Sketches explored variations in spacing, alignment, proportion and corner radius to identify a visual language that felt both structured and distinctive. The goal was to retain the clarity of the grid from the original icon while introducing subtle visual character that would make the icon more recognisable as part of the platform's identity.
From Static Grid to Dynamic Symbol
The final icon evolves the original grid into a more expressive and modern symbol. The rotated forms introduce a sense of motion and progression, while the rounded geometry creates a more contemporary and approachable aesthetic.
Despite these refinements, the icon retains the underlying four-part structure of the original concept, ensuring continuity with
the initial design intent while improving visual distinction and scalability across digital products.
Brand Guidelines
A structured set of brand guidelines was created to support consistent implementation of the Oriel identity across the platform. The documentation outlines the logo system, colour palette, typography and usage principles to ensure clarity, accessibility and visual consistency.
UI Design
With the underlying architecture established, the interface was developed through
a component-driven design system, enabling scalable, consistent UI across
a complex healthcare platform.
This timelapse below illustrates how individual screens are assembled using
pre-defined patterns and components, reducing design friction and
accelerating delivery. The approach ensures clarity for users, while supporting
the operational demands of high-volume recruitment environments.
Design System
To support the complexity and scale of the platform, a robust design system was established as a single source of truth for UI and interaction patterns.
The system defines visual foundations and codifies reusable components, from form controls and data tables to navigation and workflow patterns, all aligned to accessibility standards and clinical usability requirements.
By standardising how interfaces are built, the system improves design quality, accelerates development, and ensures consistency across a rapidly evolving product.

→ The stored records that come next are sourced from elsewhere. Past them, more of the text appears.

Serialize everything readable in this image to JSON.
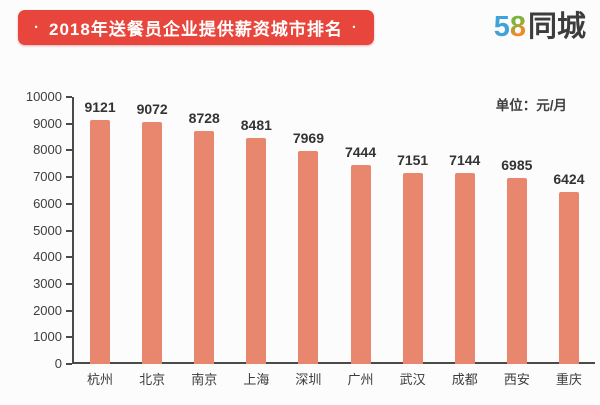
{
  "header": {
    "title": "2018年送餐员企业提供薪资城市排名",
    "title_dot": "·",
    "banner_color": "#e8463c",
    "logo": {
      "part1": "5",
      "part2": "8",
      "part3": "同城"
    }
  },
  "chart": {
    "unit_label": "单位：元/月"
  },
  "chart_data": {
    "type": "bar",
    "title": "2018年送餐员企业提供薪资城市排名",
    "unit": "元/月",
    "categories": [
      "杭州",
      "北京",
      "南京",
      "上海",
      "深圳",
      "广州",
      "武汉",
      "成都",
      "西安",
      "重庆"
    ],
    "values": [
      9121,
      9072,
      8728,
      8481,
      7969,
      7444,
      7151,
      7144,
      6985,
      6424
    ],
    "xlabel": "",
    "ylabel": "",
    "ylim": [
      0,
      10000
    ],
    "ytick_step": 1000,
    "grid": false,
    "legend": "none",
    "bar_color": "#e8876e",
    "axis_color": "#4a4a4a",
    "value_labels": true
  }
}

Despite these refinements, the icon retains the underlying four-part structure of the original concept, ensuring continuity with
the initial design intent while improving visual distinction and scalability across digital products.

Final Outcome
The redesigned interface introduces a clearer information hierarchy and improved navigation across complex recruitment workflows. By refining the dashboard layout and simplifying the presentation of application data, administrators can more efficiently review candidate information and manage high-volume recruitment activity.